For example, our cartridge manufacturing partners in Korea -- Elentec, SMC and Hyun Won -- are current and trusted suppliers of lithium ion batteries and other products to Samsung and LG. A Korean OEM finds it easier to do business with a supplier that it knows and trusts, rather than a California company it has never done business with in the past. Our Japanese cartridge manufacturing partner, Sato Group, currently supplies printer and other cartridges to Japanese OEMs, and our partner NYPRO has global operations and provides plastic components to many companies.. These cartridge partners have provided engineers to work with DMFCC to produce cartridge prototypes and to demonstrate their safety certification. It is a team effort and not just outsourced manufacturing. These prototype cartridges have been shown to OEMs and at trade shows, and are in testing.
A crucial part of the cartridge infrastructure is distribution and sales. Remember that the notebook computer or mobile phone OEM is not the big customer for fuel cartridges. They may buy one or two to be shipped with the product. Fuel cartridges are purchased by the consumer who bought the notebook computer. The consumer wants to be able to buy fuel cartridges everywhere they concurrently buy disposable AA batteries -- computer stores, office supply stores, grocery stores, hardware stores and convenience stores. This requires a distribution and sales strategy to the mass-market. DMFCC does not intend to create new channels to the mass-market for its cartridge products. The company plans to partner with established companies that already have the channel and possibly even a brand name to enhance sales. The company is in discussions with potential distribution partners and VIASPACE has added Mr. Rick Calacci to its Board of Directors to help with the distribution and sales strategy. Certain distribution partners and certain brands are strong in Japan, others in Korea and Asia, others in the US and still others in Europe. Several partners may be required for a global approach.
DMFCC's partners share our vision of creating a new fuel cell cartridge industry that does not exist today. Our strategy is to create a team committed to the vision, willing to share the risks today for a strong and profitable business in the future.

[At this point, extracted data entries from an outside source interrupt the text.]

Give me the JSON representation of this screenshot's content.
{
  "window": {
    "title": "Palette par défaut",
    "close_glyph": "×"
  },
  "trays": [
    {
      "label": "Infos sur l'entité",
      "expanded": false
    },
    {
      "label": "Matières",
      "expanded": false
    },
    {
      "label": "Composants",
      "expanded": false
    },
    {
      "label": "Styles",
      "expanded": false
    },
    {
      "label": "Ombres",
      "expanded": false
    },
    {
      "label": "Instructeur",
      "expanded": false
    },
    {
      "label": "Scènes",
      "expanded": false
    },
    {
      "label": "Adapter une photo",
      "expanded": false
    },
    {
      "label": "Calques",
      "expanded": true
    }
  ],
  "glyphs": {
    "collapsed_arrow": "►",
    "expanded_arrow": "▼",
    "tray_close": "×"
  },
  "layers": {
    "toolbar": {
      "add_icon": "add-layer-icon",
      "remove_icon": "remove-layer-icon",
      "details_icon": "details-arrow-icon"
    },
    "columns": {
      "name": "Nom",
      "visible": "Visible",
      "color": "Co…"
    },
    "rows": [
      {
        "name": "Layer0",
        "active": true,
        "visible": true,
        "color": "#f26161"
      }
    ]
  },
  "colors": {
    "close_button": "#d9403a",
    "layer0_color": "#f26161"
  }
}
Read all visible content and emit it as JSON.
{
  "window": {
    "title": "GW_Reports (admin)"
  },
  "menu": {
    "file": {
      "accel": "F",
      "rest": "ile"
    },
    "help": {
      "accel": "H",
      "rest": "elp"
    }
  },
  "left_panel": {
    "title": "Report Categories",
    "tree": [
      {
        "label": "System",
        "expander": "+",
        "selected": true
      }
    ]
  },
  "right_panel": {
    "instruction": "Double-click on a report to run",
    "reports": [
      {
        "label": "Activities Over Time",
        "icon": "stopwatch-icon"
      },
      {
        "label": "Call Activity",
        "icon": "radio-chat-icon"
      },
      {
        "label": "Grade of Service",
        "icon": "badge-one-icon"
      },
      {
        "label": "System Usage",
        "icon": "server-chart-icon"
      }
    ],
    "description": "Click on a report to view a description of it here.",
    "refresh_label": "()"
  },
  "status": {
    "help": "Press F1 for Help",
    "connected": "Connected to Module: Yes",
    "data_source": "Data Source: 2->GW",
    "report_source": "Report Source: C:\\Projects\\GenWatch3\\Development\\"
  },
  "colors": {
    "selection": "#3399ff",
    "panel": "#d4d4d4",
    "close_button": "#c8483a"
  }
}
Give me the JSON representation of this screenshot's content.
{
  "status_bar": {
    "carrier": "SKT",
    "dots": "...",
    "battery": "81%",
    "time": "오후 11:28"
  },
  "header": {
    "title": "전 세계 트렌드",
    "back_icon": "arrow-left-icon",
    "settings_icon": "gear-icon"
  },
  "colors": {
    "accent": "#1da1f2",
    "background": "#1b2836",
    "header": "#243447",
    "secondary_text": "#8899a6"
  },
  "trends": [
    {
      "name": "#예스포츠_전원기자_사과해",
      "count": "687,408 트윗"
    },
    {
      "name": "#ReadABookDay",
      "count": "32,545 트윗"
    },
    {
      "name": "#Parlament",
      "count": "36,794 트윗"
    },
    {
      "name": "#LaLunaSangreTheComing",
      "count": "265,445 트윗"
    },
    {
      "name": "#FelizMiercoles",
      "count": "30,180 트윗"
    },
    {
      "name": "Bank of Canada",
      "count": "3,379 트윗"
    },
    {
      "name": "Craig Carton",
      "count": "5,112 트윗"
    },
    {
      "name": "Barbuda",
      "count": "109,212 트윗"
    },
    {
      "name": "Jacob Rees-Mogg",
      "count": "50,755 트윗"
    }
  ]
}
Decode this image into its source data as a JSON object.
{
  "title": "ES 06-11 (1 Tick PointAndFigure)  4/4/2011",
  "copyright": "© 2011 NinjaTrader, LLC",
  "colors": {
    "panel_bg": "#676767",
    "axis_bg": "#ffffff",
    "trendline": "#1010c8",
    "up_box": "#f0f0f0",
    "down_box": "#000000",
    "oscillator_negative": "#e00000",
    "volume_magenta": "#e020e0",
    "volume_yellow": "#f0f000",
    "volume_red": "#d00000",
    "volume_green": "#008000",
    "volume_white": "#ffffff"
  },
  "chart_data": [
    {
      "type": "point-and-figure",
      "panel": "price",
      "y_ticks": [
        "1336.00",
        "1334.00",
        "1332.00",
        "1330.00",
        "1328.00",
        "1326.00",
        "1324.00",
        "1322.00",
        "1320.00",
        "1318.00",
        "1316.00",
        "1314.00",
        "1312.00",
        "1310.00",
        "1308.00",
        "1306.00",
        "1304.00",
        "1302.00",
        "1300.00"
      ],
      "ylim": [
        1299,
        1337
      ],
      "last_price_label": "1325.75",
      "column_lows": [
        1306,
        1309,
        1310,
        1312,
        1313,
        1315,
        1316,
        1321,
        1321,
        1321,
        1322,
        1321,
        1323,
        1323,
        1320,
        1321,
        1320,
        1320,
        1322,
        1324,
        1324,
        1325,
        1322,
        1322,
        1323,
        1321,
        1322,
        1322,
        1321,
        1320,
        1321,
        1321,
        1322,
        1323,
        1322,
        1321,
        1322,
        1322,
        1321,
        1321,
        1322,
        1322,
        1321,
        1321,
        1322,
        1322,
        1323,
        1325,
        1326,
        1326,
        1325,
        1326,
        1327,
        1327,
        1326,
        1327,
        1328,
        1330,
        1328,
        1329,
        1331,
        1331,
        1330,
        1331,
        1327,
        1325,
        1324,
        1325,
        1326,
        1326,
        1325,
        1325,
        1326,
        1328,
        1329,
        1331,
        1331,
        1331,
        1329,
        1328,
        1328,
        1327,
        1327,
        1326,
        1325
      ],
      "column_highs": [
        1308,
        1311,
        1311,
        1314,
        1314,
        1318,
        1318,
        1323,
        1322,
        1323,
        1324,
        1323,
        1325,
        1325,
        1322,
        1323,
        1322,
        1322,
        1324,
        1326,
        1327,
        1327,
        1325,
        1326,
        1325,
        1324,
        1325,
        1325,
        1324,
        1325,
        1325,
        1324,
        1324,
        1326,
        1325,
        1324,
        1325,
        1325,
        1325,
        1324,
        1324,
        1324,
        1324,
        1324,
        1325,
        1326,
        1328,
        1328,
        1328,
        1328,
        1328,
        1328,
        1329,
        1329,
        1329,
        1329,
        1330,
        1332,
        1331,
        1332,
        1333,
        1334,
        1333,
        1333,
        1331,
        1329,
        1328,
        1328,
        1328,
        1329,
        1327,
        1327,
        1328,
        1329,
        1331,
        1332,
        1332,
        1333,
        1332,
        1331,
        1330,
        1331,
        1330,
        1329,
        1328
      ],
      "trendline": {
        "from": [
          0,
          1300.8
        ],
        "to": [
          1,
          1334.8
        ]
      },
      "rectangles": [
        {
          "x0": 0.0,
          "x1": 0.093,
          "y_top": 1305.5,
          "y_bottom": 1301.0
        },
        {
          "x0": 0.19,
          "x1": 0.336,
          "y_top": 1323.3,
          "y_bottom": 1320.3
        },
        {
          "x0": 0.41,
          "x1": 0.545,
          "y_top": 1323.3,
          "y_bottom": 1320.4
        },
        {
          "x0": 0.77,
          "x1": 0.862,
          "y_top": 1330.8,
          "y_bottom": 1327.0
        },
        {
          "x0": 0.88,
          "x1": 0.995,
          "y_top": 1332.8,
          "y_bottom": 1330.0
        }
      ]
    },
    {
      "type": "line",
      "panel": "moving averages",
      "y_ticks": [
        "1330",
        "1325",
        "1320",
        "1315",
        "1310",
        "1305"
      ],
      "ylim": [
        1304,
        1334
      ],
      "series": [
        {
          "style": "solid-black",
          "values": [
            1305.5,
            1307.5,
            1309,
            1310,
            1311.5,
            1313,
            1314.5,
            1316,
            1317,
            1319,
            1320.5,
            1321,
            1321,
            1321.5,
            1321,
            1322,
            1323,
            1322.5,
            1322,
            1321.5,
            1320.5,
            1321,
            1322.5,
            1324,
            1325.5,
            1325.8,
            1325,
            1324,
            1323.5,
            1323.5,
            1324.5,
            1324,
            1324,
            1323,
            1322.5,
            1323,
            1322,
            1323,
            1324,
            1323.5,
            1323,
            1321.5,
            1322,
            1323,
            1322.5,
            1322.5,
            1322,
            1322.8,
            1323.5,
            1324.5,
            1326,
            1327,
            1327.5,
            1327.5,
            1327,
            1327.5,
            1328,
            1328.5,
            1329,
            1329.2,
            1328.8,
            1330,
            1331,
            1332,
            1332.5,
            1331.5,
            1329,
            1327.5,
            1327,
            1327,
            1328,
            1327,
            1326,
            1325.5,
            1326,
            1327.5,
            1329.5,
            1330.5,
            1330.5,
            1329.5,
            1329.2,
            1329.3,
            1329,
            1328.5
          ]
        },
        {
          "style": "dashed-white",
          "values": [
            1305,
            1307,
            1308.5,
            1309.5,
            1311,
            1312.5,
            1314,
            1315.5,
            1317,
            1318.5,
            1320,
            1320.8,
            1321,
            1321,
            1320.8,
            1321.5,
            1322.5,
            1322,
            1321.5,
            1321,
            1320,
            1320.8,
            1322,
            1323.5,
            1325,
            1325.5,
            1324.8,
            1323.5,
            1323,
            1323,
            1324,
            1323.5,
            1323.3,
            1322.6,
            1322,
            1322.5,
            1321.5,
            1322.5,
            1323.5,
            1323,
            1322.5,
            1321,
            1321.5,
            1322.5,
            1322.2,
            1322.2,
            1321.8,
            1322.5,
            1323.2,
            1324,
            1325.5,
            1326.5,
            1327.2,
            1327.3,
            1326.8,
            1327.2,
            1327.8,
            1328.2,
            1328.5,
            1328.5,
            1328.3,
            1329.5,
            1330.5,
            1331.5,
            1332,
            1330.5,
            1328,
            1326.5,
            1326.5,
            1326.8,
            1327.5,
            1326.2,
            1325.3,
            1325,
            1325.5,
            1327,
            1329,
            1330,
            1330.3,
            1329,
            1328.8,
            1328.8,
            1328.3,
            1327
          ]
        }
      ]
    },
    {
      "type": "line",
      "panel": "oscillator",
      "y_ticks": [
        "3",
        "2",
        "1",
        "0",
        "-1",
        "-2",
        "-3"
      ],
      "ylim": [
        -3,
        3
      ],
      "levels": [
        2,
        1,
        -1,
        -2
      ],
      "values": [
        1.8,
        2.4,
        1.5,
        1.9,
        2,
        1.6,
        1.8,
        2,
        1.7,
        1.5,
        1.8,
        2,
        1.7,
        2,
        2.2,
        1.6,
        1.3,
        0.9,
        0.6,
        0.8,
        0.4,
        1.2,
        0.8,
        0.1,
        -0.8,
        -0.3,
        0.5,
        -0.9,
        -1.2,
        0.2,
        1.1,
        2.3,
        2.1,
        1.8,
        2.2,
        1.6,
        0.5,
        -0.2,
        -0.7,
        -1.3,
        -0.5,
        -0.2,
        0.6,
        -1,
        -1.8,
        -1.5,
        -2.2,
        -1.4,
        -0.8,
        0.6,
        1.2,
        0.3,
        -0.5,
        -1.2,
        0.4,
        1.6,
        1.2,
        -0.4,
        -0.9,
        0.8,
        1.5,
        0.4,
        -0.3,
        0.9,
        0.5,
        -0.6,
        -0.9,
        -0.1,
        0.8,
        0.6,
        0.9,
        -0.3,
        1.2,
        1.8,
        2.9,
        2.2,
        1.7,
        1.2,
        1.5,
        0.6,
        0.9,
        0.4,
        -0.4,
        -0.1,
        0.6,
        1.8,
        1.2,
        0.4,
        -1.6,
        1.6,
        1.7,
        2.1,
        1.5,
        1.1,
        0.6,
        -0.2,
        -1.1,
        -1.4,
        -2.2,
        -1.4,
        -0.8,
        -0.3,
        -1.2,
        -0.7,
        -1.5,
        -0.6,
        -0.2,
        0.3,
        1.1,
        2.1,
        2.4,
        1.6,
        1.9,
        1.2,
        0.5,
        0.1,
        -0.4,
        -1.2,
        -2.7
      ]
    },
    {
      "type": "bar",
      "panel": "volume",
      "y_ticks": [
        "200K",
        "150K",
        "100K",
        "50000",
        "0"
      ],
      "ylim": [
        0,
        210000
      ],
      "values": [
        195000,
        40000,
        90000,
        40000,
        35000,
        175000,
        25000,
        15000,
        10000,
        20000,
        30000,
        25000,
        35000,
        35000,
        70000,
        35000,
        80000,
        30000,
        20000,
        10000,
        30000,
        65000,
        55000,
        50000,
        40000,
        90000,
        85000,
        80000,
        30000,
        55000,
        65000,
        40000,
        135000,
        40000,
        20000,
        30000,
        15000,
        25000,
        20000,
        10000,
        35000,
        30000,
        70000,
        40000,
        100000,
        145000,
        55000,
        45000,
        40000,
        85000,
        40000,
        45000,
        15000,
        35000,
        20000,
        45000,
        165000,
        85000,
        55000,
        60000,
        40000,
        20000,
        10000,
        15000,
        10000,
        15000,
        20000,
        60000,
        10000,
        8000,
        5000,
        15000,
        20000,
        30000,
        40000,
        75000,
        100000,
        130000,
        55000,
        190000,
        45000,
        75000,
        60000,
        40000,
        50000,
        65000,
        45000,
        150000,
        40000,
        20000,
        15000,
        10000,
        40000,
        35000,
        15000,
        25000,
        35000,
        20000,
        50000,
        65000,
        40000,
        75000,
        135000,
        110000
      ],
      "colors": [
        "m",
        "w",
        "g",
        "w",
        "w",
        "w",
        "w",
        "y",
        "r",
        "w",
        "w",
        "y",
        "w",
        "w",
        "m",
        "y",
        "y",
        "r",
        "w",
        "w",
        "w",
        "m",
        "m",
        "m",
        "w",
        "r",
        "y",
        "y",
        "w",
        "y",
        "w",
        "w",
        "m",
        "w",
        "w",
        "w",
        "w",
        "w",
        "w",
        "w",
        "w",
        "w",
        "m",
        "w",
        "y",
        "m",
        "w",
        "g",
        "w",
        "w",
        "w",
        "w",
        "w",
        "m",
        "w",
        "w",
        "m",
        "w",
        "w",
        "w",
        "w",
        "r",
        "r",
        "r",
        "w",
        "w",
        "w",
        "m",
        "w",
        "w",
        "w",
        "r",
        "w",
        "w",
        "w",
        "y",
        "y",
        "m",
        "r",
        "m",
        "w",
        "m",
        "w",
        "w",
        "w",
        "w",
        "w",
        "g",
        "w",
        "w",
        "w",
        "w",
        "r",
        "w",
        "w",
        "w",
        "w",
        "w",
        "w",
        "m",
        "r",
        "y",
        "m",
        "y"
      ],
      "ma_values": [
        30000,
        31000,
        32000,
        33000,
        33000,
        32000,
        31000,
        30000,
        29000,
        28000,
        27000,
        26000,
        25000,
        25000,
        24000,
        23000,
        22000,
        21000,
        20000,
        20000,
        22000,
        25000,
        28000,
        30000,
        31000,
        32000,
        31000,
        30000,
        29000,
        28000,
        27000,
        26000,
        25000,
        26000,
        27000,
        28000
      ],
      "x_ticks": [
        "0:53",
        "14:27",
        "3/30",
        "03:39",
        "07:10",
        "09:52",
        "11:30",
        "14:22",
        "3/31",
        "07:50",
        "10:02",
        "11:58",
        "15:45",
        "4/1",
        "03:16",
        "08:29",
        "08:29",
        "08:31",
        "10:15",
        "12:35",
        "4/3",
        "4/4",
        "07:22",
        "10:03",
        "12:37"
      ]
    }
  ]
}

BUSINESS SUMMARY. DMFCC and its partners are working to provide highest quality cartridges, meeting all of the safety standards, and with a global distribution network for fuel cell powered portable electronics industry. Fuel cartridges are necessary for the success of the industry, and DMFCC is using its important IP protection as an incentive for OEMs to adopt DMFCC cartridges and grow the industry in general.